These delicate attentions to Sir Marmaduke, sprang not from any motive of chivalry or kindness; they were simply designed for the securing of his daughter. Scarthe wanted her heart, as well as her hand. The former, because he loved her, with all the fierce passion of a soul highly gifted, though ill-guided; the latter, because he coveted her fortune: for Marion Wade, in addition to her transcendant charms, was heiress to a noble domain. She was endowed second to none in the shire; for a separate property was hers, independent of the estate of Bulstrode. Scarthe knew it; and for this reason desired to have her hand, along with her heart.

Failing to win the latter, he might still hope to obtain the former; which, with the fortune that accompanied it, would go far towards consoling his disappointed vanity.

Whether loving him or not, he was determined Marion Wade should be his wife; and, if fair means should not serve for the execution of his project, he would not scruple to make use of the contrary. He was ready to avail himself of that terrible secret—of which he had become surreptitiously possessed.
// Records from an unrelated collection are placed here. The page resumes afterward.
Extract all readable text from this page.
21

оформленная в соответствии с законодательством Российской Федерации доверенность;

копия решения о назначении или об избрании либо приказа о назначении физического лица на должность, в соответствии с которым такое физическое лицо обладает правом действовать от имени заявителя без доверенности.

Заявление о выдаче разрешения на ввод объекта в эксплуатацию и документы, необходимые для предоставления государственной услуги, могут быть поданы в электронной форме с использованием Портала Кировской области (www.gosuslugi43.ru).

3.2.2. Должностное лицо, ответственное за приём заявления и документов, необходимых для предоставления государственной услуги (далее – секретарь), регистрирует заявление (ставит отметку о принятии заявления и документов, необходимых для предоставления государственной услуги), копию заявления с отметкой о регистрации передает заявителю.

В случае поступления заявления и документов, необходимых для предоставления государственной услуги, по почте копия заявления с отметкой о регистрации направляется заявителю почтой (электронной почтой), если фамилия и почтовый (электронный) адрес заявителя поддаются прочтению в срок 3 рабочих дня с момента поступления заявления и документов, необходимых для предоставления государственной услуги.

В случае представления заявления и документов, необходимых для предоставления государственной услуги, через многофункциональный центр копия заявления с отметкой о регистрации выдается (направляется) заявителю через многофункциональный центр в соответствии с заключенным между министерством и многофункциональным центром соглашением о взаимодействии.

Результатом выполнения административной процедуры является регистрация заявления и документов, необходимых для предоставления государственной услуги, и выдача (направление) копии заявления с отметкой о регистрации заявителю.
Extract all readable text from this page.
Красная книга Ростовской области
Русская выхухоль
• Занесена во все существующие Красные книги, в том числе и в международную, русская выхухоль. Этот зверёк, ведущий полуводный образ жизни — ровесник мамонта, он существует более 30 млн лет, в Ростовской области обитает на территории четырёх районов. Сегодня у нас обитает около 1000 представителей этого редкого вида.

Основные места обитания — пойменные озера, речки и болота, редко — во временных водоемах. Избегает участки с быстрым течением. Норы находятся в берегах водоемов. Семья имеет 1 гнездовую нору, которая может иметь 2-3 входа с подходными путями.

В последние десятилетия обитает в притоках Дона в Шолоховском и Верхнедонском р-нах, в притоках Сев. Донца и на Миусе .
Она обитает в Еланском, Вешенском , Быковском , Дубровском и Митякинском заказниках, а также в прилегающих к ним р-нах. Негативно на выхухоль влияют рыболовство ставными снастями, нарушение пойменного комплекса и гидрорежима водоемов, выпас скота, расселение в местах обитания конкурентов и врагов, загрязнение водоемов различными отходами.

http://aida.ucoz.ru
The life of Sir Marmaduke Wade lay upon his lips. The knight was, at that moment, as much in his power, as if standing in the presence of the Star Chamber, with a score of witnesses to swear to his treason.

It needed but a word from Scarthe to place him in that dread presence; and the latter knew it. A sign to his followers, and his host might have been transformed into his prisoner!

He had not much fear, that he would ever be called upon to carry matters to such an ill-starred extreme. He had too grand a reliance upon his own irresistibility with the sex. The man, whom he had originally believed to be his rival, now out of Marion’s sight, appeared to be also out of her mind; and, during his absence, Scarthe had been every day becoming more convinced—his wish being father to the thought—that the relationship between Marion and Holtspur had not been of an amatory character.

The bestowal of the glove might have been a mere complimentary favour, for some service rendered? Such gifts were not uncommon; and tokens worn in hats or helmets were not always emblematic of the tender passion. The short acquaintanceship that had existed between them—for Scarthe had taken pains to inform himself on this head—gave some colour to his conjecture; at least, it was pleasant for him to think so.

Women, in those days, were the most potent politicians. It was a woman who had brought on the war with Spain—another who had caused the interference in Flanders—a woman who had led to our artificial alliance with France—a woman who, then as now, ruled England!

Marion Wade was a woman—just such an one as might be supposed to wield the destinies of a nation. Her political sentiments were no secret to the royalist officer. His own creed, and its partisans, were often the victims of her satirical sallies; and he could not doubt of her republican inclinings.

It might be only that sort of sympathy thus existed between her and Holtspur?